走出銀行大門時,雨已經停了。陽光從雲層縫隙漏下來,照在溼漉漉的街道上,亮得有些晃眼。陳默站在臺階上,從口袋裡掏出煙盒抽出一根點上,深吸一口,煙霧在肺裡轉了一圈再吐出來,和每天抽菸的樣子沒有任何區別。陳公博上了車,陳默跟著坐進副駕駛座。車子發動了,孫行長還站在門口揮手,臉上的笑還沒收回去。

陳公博在後座翻著檔案,翻了幾頁抬頭問了一句:“你覺得這筆錢周佛海會動嗎?”

陳默沉默了幾秒,讓話在腦子裡過了一遍才開口。“周佛海現在最缺的不是錢,是軍心。他需要的是一把能鎮住所有人的刀。錢是死物,槍是活物。他要是聰明,就不會在這個時候動這筆錢,動了就是告訴所有人他心虛。”

陳公博沒有接話,低下頭繼續翻檔案。車窗外南京的街景往後掠去,梧桐樹葉子黃了,風一吹嘩嘩地落,鋪了一地。陳默靠在椅背上,目光落在窗外,街邊的店鋪、行人、黃包車、那些灰濛濛的舊樓一層一層地往後退。他的空間裡,那些金條安靜地躺著,碼在原位,一根都沒有少。只是它們已經不屬於汪偽政權了。

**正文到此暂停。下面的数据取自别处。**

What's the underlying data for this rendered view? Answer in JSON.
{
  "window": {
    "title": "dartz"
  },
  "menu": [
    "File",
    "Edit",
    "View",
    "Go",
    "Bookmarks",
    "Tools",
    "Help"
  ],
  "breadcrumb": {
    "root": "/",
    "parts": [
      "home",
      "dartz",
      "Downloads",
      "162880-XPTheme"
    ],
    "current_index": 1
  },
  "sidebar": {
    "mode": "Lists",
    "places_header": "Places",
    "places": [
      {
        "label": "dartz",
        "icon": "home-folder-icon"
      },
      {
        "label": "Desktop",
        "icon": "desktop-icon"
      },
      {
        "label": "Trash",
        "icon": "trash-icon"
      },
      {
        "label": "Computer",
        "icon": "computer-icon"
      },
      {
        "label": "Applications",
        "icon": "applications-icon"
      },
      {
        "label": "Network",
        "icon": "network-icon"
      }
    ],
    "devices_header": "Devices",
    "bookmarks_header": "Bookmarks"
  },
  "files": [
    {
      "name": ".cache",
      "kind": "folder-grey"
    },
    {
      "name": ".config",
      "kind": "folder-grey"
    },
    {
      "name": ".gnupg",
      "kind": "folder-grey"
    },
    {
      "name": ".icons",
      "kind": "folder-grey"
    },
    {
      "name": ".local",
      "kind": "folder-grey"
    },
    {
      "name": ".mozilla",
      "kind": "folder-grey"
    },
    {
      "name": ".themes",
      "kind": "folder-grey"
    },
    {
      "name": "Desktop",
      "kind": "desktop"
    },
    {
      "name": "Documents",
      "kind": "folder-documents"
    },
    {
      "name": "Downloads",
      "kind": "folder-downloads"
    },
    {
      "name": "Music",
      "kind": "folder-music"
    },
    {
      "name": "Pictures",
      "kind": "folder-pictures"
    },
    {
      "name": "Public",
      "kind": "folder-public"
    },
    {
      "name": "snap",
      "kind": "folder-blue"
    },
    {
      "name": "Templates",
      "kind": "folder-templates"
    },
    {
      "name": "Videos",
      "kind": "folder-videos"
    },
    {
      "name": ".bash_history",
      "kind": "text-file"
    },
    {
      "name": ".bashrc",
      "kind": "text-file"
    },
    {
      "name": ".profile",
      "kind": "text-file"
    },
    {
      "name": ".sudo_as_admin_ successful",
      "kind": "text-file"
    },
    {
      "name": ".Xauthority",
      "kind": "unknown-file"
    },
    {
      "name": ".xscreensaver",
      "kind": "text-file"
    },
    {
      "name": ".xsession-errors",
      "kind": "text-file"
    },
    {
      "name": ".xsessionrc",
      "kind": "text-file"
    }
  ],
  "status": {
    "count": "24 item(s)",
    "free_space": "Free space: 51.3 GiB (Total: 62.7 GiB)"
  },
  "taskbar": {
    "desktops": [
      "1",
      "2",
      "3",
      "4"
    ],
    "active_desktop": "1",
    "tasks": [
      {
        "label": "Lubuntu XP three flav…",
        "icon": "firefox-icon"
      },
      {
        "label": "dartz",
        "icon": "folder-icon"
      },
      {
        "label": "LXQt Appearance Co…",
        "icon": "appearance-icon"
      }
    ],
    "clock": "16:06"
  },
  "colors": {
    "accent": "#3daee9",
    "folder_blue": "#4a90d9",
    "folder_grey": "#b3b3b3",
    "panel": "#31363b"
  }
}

車子在路口等紅燈時,陳默從後視鏡裡看了一眼後座上的陳公博。他靠在座椅上閉著眼,眉頭緊鎖,手指在膝蓋上一下一下地敲著,不知道在想什麼。他不知道那批黃金已經沒了,不知道坐在他前面的這個人剛剛把二十噸黃金從汪偽的金庫裡無聲無息地拿走了,不知道這筆錢會在什麼時候、以什麼方式出現在別的地方。他什麼都不知道。這個世界上只有一個人知道。那個人此刻正坐在他前面,看著窗外掠過的街景,把煙盒裡最後一根菸叼在嘴上。

紅燈變綠,車子繼續往前開,匯入了南京城的車流中。他從口袋裡掏出那包空煙盒捏扁了塞進口袋裡,車子拐進了陳公博公館所在的那條街,梧桐樹的影子從車窗上滑過去,一片一片的。